“But I say to you, Love your enemies and pray for those who persecute you” –Matthew 5:44
Merriam Webster Dictionary defines persecute as “to cause to suffer because of belief.” Martin Scorsese’s new film “Silence” is a gut wrenching and emotional journey that touches and gives an extremely realistic depiction on the subject of people being persecuted for their faith.
“Silence” is about two young Jesuit priests during the 16th century that go to Japan in search of their former mentor who is rumored to have apostatized (committing an act of refusing to continue to follow, obey, or recognize a religious faith). They then secretly propagate Catholicism and endure many trials throughout.
Renowned pastor Charles Spurgeon said persecution is “To forsake the Lord through persecution is to set time before eternity, to barter heaven for this world’s pleasures, to renounce eternal life for a few hours of ease, and to involve ourselves in endless misery rather than endure a stupid jest or a senseless jibe.” In “Silence,” viewers are subjected to countless tests of faith alongside the Japanese and the priests. Christians are burned, beheaded, starved, harassed, hung upside down, and even tied to a cross in the middle of the ocean so that they can slowly drown to death (Spurgeon also commented on martyrdom by stating that “Never did the church so much prosper and so truly thrive as when she was baptized in the blood. The ship of the church never sails so gloriously along as when the bloody spray of her martyrs falls on her deck. We must suffer and we must die, if we are ever to conquer this world for Christ”).
Liam Neeson plays Father Ferreira, a father that has supposedly apostatized. This serves as another form of torture for the two young Jesuit priests since He was their mentor. Liam Neeson is a very talented actor (Have you seen “Schindler’s List”?) and his acting talent is put on full display here. From the very beginning you can see how emotionally overwhelmed and weary he is. Even in his darkest moments he plays it off with such bravado it reminded me of Hannibal Lecter in “The Silence of The Lambs”. There’s one scene where he is just interrogating and testing this one person and it is emotionally overwhelming. “I do because you are just like me.

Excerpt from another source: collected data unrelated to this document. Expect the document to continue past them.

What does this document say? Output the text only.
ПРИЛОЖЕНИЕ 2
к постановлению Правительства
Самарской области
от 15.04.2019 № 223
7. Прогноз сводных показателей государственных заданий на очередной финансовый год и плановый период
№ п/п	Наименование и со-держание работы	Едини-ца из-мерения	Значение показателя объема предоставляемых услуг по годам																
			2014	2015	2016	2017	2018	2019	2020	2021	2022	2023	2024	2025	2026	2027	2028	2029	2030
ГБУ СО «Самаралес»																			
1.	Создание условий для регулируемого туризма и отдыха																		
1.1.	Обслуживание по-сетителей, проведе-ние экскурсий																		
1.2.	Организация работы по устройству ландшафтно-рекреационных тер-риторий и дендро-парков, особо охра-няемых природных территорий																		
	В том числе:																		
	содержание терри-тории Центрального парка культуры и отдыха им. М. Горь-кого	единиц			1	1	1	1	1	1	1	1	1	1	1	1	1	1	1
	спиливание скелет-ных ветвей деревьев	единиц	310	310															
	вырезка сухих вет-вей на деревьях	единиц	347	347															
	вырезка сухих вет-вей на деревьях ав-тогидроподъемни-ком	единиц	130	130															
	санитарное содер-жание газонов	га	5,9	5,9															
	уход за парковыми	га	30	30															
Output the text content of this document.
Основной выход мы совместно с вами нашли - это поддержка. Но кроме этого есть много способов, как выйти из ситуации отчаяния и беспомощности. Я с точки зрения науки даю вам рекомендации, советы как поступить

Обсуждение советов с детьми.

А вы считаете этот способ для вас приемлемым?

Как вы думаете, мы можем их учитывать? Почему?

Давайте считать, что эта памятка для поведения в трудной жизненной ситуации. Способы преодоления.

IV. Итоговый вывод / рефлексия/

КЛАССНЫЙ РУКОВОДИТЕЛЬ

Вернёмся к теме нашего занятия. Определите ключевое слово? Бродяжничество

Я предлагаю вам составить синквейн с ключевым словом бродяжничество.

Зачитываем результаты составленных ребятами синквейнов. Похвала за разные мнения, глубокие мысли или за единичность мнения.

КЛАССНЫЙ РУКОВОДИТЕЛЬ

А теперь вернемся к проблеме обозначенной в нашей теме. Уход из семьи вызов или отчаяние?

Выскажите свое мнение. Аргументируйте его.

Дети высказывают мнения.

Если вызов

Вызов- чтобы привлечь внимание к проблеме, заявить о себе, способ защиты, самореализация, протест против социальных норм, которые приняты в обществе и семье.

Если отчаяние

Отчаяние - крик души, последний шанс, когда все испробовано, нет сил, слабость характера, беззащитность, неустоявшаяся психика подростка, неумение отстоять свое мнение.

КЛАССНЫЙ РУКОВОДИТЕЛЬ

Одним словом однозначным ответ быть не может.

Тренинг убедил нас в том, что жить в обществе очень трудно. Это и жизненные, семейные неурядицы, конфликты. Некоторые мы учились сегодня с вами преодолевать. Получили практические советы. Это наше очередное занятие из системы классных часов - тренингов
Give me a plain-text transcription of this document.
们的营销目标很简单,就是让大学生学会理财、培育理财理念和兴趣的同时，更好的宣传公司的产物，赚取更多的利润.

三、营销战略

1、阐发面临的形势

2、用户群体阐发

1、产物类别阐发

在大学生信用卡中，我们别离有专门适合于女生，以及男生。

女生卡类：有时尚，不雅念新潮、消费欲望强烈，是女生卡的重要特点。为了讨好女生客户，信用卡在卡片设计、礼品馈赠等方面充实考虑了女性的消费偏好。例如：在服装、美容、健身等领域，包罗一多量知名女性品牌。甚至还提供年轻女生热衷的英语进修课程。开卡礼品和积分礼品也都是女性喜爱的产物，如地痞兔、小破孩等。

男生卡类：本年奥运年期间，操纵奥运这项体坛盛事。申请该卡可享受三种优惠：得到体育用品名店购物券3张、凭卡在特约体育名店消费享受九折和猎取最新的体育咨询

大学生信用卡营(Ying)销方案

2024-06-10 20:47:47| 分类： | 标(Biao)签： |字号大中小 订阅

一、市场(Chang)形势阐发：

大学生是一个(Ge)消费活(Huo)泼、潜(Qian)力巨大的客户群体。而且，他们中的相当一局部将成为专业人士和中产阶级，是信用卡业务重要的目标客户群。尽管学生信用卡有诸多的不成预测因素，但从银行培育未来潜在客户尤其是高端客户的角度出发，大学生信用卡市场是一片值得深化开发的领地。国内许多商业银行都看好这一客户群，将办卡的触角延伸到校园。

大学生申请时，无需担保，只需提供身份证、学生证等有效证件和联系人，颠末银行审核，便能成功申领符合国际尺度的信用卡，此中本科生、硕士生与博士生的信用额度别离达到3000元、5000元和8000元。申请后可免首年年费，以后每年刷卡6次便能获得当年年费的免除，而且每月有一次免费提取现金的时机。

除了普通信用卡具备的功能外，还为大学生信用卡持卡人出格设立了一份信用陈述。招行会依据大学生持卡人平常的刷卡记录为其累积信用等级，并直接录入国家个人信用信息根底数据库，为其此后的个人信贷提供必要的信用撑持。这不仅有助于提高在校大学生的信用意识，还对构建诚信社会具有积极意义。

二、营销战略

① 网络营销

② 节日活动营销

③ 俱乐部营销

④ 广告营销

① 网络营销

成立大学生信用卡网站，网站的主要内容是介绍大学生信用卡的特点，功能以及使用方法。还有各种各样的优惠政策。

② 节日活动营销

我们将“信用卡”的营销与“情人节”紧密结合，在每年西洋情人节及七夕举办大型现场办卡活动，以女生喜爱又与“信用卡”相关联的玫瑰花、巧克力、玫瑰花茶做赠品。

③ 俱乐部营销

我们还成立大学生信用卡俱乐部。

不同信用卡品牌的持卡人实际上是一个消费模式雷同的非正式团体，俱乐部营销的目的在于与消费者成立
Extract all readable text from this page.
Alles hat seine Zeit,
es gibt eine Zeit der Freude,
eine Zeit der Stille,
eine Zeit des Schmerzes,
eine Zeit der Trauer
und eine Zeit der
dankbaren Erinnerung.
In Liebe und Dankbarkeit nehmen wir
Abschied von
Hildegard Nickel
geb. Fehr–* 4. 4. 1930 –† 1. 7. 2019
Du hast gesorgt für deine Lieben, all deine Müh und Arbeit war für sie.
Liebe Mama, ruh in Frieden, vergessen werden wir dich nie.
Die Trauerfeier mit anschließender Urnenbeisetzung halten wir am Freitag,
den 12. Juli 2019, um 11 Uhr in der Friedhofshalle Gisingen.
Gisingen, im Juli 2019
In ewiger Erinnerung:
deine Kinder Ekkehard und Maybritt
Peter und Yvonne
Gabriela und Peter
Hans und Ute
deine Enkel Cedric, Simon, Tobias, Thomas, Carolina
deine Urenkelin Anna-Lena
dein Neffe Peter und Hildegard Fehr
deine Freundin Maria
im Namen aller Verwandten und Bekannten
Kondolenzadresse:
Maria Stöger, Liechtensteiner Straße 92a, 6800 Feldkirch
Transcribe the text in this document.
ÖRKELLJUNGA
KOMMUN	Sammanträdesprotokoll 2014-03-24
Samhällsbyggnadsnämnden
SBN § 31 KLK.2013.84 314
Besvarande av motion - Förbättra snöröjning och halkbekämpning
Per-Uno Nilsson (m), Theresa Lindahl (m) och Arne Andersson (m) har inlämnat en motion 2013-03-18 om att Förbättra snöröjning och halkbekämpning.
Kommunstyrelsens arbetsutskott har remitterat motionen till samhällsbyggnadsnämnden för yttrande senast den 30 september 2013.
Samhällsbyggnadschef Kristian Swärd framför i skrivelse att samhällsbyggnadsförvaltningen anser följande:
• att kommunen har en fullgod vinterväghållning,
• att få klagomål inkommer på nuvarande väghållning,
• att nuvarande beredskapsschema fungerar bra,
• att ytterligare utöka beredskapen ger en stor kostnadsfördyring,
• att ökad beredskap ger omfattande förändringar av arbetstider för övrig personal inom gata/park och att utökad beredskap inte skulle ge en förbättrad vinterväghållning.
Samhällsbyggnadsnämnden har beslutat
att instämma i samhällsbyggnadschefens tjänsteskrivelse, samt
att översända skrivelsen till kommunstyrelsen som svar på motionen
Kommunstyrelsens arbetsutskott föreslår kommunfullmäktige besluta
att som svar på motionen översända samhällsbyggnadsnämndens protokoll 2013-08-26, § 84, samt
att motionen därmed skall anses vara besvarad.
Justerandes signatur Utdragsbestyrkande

You see Jesus in Gethsemane and believe your trial is the same as His. Those five in the pit are suffering too, just like Jesus, but they don’t have your pride. They would never compare themselves to Jesus. Do you have the right to make them suffer? I heard the cries of suffering in this same cell. And I acted.”
Adam Driver (known mainly for his role as Kylo Ren in “Star Wars: The Force Awakens”) plays Father Francisco Garrpe; one of the two Jesuit priests. He’s definitely a more by the books Priest. When asked by villagers what to do when their tested by the inquisitor and his men, Andrew Garfield says “Trample” while Driver is adamant that they can’t or else they are endangering their souls. His acting is top-notch. It’s definitely a step-up from his previous roles. I’m surprised that he didn’t get at least nominated for best supporting actor.
Andrew Garfield plays Father Sebastio Rodrigues the second Jesuit priest that the film devotes almost all of it’s time to. This is Andrew Garfield’s second move in which he plays a young man that tries to stay true to the faith with the first being “Hacksaw Ridge”. I’m not quite sure which performance I liked more. His performance is worth an Oscar (which he was nominated for his performance “Hacksaw Ridge”). He also lost a ton of weight for the role. I’m not talking like just 10 pounds or so; he was practically almost skin and bones (but not as bad as Christian Bale in “The Machinist”). His performance is at its most captivating towards the end when he’s trapped in a cell and is being verbally attacked by another character.
The cinematography is absolutely gorgeous. It was shot by the same person who helmed “The Wolf of Wall Street.” It reminded me a lot of Alejandro G. Inarritu’s film “The Revenant.”
“Silence” is Martin Scorsese’s passion project and it truly shows. This film stands along the likes of “Goodfellas,” “The Departed,” and “Raging Bull” as one of his best films to date.